Susen Foster Death: Exactly how should I go about distributing this? What time would be most convenient for you? In your opinion, am I ready for this? Yesterday morning, on Friday, my mother passed away. Up until very recently, my mother was the sole adult in my life. Some of you may already be aware of this fact. Up until the time that my child was born, my mother and I were the only people who lived together.
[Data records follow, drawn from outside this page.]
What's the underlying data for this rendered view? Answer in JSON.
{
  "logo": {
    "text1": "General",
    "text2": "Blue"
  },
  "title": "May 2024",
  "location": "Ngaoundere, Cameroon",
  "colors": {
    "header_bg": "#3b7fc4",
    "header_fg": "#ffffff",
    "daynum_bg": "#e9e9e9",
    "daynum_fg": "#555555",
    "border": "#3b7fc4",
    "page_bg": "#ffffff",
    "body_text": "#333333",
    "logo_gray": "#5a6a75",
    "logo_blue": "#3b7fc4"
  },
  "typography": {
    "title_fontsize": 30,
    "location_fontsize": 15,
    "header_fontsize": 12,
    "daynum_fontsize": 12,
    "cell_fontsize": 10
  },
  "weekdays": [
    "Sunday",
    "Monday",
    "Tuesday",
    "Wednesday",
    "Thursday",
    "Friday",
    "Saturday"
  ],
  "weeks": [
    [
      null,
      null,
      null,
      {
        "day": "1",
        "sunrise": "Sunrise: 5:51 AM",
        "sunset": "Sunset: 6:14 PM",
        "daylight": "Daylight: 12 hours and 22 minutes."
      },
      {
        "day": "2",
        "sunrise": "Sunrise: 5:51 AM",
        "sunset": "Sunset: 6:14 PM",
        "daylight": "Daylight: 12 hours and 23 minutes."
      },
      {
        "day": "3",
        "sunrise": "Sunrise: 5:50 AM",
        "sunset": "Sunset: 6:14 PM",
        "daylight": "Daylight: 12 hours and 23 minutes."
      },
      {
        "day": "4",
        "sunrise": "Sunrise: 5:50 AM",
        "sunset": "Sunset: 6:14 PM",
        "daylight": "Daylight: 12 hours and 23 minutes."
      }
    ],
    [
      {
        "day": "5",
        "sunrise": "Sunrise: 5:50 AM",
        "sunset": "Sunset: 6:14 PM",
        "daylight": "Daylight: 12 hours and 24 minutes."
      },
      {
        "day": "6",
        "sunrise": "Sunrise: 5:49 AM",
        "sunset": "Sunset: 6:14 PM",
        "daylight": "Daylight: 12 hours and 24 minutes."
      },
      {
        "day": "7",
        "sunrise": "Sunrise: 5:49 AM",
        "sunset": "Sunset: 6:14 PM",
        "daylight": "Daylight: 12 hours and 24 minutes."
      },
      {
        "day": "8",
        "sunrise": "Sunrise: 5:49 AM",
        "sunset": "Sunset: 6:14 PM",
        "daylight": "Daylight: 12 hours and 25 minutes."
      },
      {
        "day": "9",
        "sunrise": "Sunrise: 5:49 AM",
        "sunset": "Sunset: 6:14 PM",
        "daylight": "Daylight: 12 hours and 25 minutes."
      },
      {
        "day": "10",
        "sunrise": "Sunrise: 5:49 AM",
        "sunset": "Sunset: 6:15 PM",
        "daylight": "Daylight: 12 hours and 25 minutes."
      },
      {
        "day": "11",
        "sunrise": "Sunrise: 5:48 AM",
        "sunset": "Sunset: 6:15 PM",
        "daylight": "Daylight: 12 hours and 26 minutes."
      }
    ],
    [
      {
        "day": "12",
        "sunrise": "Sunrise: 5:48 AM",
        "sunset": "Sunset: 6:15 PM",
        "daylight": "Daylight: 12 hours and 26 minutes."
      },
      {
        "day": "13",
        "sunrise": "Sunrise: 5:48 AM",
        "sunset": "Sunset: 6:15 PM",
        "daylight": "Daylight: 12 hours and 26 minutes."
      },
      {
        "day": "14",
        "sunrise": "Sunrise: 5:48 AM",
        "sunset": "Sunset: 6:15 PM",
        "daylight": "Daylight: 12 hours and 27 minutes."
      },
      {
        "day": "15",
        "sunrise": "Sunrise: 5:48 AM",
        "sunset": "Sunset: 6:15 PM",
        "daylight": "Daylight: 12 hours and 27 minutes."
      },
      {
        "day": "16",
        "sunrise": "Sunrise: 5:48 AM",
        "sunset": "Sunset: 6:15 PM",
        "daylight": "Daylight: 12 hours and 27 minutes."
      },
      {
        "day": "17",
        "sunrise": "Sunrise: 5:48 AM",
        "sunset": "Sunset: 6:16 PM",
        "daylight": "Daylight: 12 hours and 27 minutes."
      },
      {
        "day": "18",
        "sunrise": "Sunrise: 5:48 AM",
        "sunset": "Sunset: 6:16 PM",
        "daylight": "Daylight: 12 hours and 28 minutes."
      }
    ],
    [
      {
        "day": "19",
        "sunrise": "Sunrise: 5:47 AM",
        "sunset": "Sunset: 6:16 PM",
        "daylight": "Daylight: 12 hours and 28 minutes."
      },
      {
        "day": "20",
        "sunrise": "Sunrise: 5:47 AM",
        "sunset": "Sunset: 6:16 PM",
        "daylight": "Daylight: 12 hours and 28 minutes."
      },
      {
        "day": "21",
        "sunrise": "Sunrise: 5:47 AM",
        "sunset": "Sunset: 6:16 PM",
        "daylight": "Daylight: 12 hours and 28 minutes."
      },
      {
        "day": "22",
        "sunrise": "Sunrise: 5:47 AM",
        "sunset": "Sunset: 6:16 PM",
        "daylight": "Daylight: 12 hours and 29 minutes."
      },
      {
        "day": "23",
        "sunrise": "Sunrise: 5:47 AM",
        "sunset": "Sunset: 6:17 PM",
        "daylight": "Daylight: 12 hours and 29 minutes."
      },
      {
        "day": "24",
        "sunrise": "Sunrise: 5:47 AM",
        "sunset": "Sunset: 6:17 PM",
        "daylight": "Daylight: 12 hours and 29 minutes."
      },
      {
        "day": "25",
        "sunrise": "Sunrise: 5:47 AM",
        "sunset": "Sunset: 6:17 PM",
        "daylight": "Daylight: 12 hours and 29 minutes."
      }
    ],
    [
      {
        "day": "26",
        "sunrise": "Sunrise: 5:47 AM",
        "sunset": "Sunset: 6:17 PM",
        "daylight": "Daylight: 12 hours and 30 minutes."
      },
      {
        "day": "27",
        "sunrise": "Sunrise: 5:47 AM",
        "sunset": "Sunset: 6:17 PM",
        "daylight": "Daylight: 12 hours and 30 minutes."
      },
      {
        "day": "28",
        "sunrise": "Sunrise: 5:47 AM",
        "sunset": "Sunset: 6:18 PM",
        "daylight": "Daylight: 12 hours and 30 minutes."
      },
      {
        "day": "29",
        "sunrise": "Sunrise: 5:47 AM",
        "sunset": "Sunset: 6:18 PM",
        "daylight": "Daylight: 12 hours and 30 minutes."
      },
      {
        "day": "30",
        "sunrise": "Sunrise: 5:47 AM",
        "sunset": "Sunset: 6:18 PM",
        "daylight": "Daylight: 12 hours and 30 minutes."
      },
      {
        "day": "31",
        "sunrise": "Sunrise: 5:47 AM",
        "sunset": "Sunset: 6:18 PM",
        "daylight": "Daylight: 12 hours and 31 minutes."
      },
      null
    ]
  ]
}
After giving me a lot of thought on how to write this and the words that would come out of my mouth, I have not been able to come up with anything specific. Throughout the years, I have wished that my mother would be free from pain, and I have worried for her well-being at all hours of the day and night for what seems like an eternity. I have hoped that she would be free from suffering. Never again will my mother have to go through the ordeal of pain.
She was forced to have her dog put down not too long ago, and I have no doubt that she wishes she could have been in heaven with Peaches at the time. Because your dog is by your side, you are not experiencing any agony, mom. There is no need to worry about Braxten and I because you will constantly keep a watchful check on us. I am unable to even begin to imagine what our final three days would have been like if Julie had not been there to provide us with constant companionship.
We are extremely grateful for the support that you have provided. My dearest companions… Your thoughts, prayers, and willingness to do whatever it takes to assist Braxten and myself have been truly motivating at this difficult time. Having recently acquired new knowledge, it has been abundantly evident to me that figuring out how to deal with this new reality will be a task that will keep me occupied for the rest of my life. The only thing I know for sure is that my mother has arrived at a place of tranquility.